Może spaść nawet do 60 litrów wody na metr kwadratowy, będą też burze i grad – taką pogodę na najbliższe godziny zapowiadają synoptycy. Kiedy pojawiły się pierwsze piorunochrony i jak dawnej radzono sobie z odprowadzaniem wody po ulewnych deszczach?
Ekipa Lubelskiego Atlasu Historycznego dzisiaj w Aktualnościach Radia Lublin – o deszczu, opadach, piorunochronach i o tym co zrobić z takimi ilościami wody, jakie spadają nam w tym roku z nieba.

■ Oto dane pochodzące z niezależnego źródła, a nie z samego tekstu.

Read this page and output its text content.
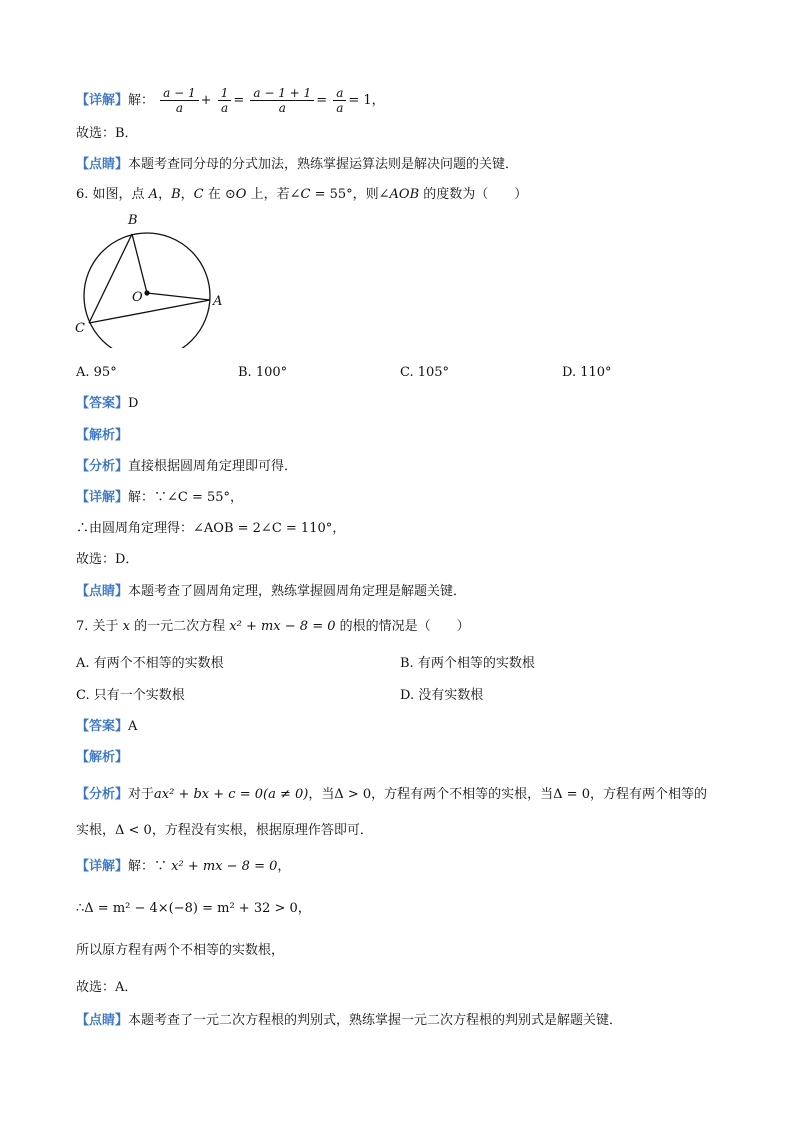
【详解】解： $\frac{a - 1}{a} + \frac{1}{a} = \frac{a - 1 + 1}{a} = \frac{a}{a} = 1$，
故选：B．
【点睛】本题考查同分母的分式加法，熟练掌握运算法则是解决问题的关键．
6. 如图，点 A，B，C 在 ⊙O 上，若∠C = 55°，则∠AOB 的度数为（　　）
B
O	A
C
A. 95°	B. 100°	C. 105°	D. 110°
【答案】D
【解析】
【分析】直接根据圆周角定理即可得．
【详解】解：∵∠C = 55°，
∴由圆周角定理得：∠AOB = 2∠C = 110°，
故选：D．
【点睛】本题考查了圆周角定理，熟练掌握圆周角定理是解题关键．
7. 关于 x 的一元二次方程 x² + mx − 8 = 0 的根的情况是（　　）
A. 有两个不相等的实数根	B. 有两个相等的实数根
C. 只有一个实数根	D. 没有实数根
【答案】A
【解析】
【分析】对于ax² + bx + c = 0(a ≠ 0)，当Δ > 0，方程有两个不相等的实根，当Δ = 0，方程有两个相等的
实根，Δ < 0，方程没有实根，根据原理作答即可．
【详解】解：∵ x² + mx − 8 = 0，
∴Δ = m² − 4×(−8) = m² + 32 > 0，
所以原方程有两个不相等的实数根，
故选：A．
【点睛】本题考查了一元二次方程根的判别式，熟练掌握一元二次方程根的判别式是解题关键．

Kiedy mieliśmy pierwszy piorunochron w Lublinie? – Przyznam szczerze, że szukałem tej informacji i jej nie znalazłem, ale podejrzewam, że pewnie już w końcu XVIII wieku mógł się jakiś trafić, bo dość szybko i w Polsce znalazły się pierwsze piorunochrony – mówi miejski konserwator zabytków Hubert Mącik: – Jako pierwszy piorunochronami i elektrycznością zajmował się już naukowo pijar Józef Herman Osiński, który działał w Warszawie, a przez pewien czas był też w Rzeszowskim Konwencie Pijarów i rzeszowskiej szkole. W końcu lat 70. XVIII wieku wydał po raz pierwszy książeczkę o tym jak zabezpieczać dobytek przed piorunami i tam zamieścił bardzo praktyczne instrukcje jak zakładać piorunochrony. Dość szybko ten wynalazek Benjamina Franklina został w Polsce użyty. Z informacji, które znalazłem wynikałoby, że w 1783 roku taki piorunochron znajdował się na ratuszu w Rawiczu, rok później na Zamku Królewskim w Warszawie.
Czy w prawie budowlanym jest obowiązkowy piorunochron?
– Instalacja odgromowa to obowiązek – mówi przedstawiciel Stowarzyszenia Architektów Polskich Bartłomiej Kożuchowski: – Dużo nowych budynków posiada dużo instalacji, metalowych elementów na dachu, co może potencjalnie przyciągnąć piorun.
Jak lublinianie radzili sobie kiedyś z takimi ilościami wody?
– Pomagało ukształtowanie miasta, ukształtowanie terenu – mówi Hubert Mącik: – To, że miasto jest na pagórkach pomagało w odprowadzaniu tej wody kloakami, rynsztokami. Nie było odprowadzenia jako takiego pod ziemią. Niestety, lessowe grunty na których jest Lublin są wrażliwe na wypłukiwanie przez wodę i nie przypadkiem mamy do czynienia często na Starym Mieście czy w Śródmieściu z sytuacjami, kiedy wody opadowe powodują wypłukiwanie tego gruntu, powstawanie kawern, które mogą zagrażać zabytkom. Takie sytuacje są często niewidoczne. Kilka lat temu przy remoncie Kaplicy Świętej Trójcy okazało się, że taka kawerna, przez nikogo z zewnątrz niewidziana, była pod jednym z murów prezbiterium i w zasadzie niemalże w ostatniej chwili została wypełniona.
– Sprawa odwodnienia ulic miasta polega na odpowiednim doborze średnic, na odpowiednim rurarzu, ale kolejnym problemem jest to, że często w takich kanałach wyrzucane są różnego rodzaju śmieci, kanał jest niedrożny i woda, zamiast płynąc do środka, wypływa na zewnątrz – mówi Bartłomiej Kożuchowski.
A jak się chroni budynki przed takimi zlewami?
– Opaska dokoła budynku odprowadza wodę jak najdalej od fundamentów, żeby tego gruntu nie uplastycznić, żeby woda nie mogła wsiąkać przy samych fundamentach – mówi Bartłomiej Kożuchowski.
– Rynny są od starożytności – mówi Hubert Mącik: – Jeśli chodzi o zabudowę, architekturę klasyczną, funkcję rynien pełniła sima gzymsu, płyta gzymsu koronującego, która była na samym wierzchu. Takie orynnowanie jakie my dzisiaj widzimy, upowszechniło się w zasadzie w wieku XIX, na początkach XX. Wcześniej raczej starano się tę wodę jak najdalej od budynku odepchnąć. Stąd na przykład na kościołach gotyckich widzimy tzw. gargulce, które miały za zadanie tę wodę, która zgromadziła się w specjalnym zbiorniku, jak najdalej wypluć z dachu.
W mieście zdarzały się także trąby powietrzne. Potężny orkan zniszczył Lublin 20 lipca 1931 roku.